Knowing personal limits of heat stress and exhaustion is vital. Work slow and stay hydrated.
Hubs Relating to Mulching
"Common Mulching Mistakes to Avoid" by TheDirtFarmer
Mulching Before Planting
Mulching has many benefits such as moisture retention and pathogen suppression. Mulch should be applied 2 to 3 inches thick above the topsoil. Some benefits of mulch are:
- Suppression of weeds & diseases
- Evaporation reduction
- Visually pleasing
- Reduction of winter damage to roots
- Added nutrients to the soil as mulch decays
Types of Mulch
A few common fine-textured mulches are twice-shredded bark, compost, cocoa hulls, and grass clippings. Grass clippings should not be applied in thick layers because the clippings can smother the soil and seedlings. Do not use grass clippings that have had weed killer applied to them. Herbicide residue on lawn clippings can kill plants when applied as mulch. Coarse-textured mulches commonly available are straw, bark, and wood chips.

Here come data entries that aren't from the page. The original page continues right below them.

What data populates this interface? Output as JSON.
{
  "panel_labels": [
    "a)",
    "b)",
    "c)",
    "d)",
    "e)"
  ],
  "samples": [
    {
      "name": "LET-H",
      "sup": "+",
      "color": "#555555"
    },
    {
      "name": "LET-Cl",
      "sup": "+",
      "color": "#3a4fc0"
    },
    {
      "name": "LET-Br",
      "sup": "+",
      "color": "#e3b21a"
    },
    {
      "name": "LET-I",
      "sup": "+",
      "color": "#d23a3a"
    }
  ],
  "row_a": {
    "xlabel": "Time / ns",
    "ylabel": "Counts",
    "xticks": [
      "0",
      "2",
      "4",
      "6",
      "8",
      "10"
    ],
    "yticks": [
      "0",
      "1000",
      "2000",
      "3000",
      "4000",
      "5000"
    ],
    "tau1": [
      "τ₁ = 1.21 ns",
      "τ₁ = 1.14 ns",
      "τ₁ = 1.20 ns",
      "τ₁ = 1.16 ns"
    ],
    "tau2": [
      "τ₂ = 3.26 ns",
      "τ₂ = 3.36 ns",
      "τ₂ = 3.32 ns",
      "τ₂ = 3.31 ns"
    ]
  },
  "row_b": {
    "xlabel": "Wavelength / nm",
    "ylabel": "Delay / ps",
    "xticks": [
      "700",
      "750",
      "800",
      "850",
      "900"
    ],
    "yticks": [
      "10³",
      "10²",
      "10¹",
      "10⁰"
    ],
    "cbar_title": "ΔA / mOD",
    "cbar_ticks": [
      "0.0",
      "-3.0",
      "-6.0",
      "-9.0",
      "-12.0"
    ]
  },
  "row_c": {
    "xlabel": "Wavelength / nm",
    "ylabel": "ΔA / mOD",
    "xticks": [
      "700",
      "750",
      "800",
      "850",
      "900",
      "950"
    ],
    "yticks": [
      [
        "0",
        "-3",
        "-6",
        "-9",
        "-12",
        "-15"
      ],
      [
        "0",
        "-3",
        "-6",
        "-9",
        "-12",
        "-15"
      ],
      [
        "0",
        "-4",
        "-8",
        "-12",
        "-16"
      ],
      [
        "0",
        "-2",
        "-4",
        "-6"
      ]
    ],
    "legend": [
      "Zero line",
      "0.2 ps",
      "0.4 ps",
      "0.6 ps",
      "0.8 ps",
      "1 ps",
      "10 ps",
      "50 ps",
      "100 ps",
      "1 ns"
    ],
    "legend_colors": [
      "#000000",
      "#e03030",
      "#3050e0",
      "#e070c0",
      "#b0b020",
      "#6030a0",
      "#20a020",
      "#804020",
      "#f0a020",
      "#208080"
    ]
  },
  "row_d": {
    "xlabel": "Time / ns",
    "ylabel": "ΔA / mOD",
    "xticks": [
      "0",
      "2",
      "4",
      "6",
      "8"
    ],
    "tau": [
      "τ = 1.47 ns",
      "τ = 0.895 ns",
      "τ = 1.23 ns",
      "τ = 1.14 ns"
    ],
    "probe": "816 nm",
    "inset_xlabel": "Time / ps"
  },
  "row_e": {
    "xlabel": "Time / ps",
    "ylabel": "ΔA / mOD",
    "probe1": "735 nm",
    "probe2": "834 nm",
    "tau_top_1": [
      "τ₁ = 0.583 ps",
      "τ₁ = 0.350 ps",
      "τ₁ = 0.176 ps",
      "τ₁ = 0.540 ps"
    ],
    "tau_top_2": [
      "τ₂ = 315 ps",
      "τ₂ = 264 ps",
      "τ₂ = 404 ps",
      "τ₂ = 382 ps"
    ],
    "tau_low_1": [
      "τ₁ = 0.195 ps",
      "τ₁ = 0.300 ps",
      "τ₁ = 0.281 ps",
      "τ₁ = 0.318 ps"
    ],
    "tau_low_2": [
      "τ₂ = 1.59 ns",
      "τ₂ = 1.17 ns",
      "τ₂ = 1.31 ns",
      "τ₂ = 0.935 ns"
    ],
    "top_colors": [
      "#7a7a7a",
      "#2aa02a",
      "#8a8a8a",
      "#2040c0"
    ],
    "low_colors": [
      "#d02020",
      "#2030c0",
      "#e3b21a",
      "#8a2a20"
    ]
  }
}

Benefits of Soil Sterilization
- Kills Larvae
- Eliminates Diseases
- Prevents Weed Germination
Sterilizing soil is beneficial when planting seeds, seedlings, and small plants in containers. Sterilization prevents disease, weeds, and insects from damaging susceptible seedlings and young plants. Sterilizing soil for larger areas like gardens is very difficult to do at home. Buying sterile soil would be more feasible for a garden.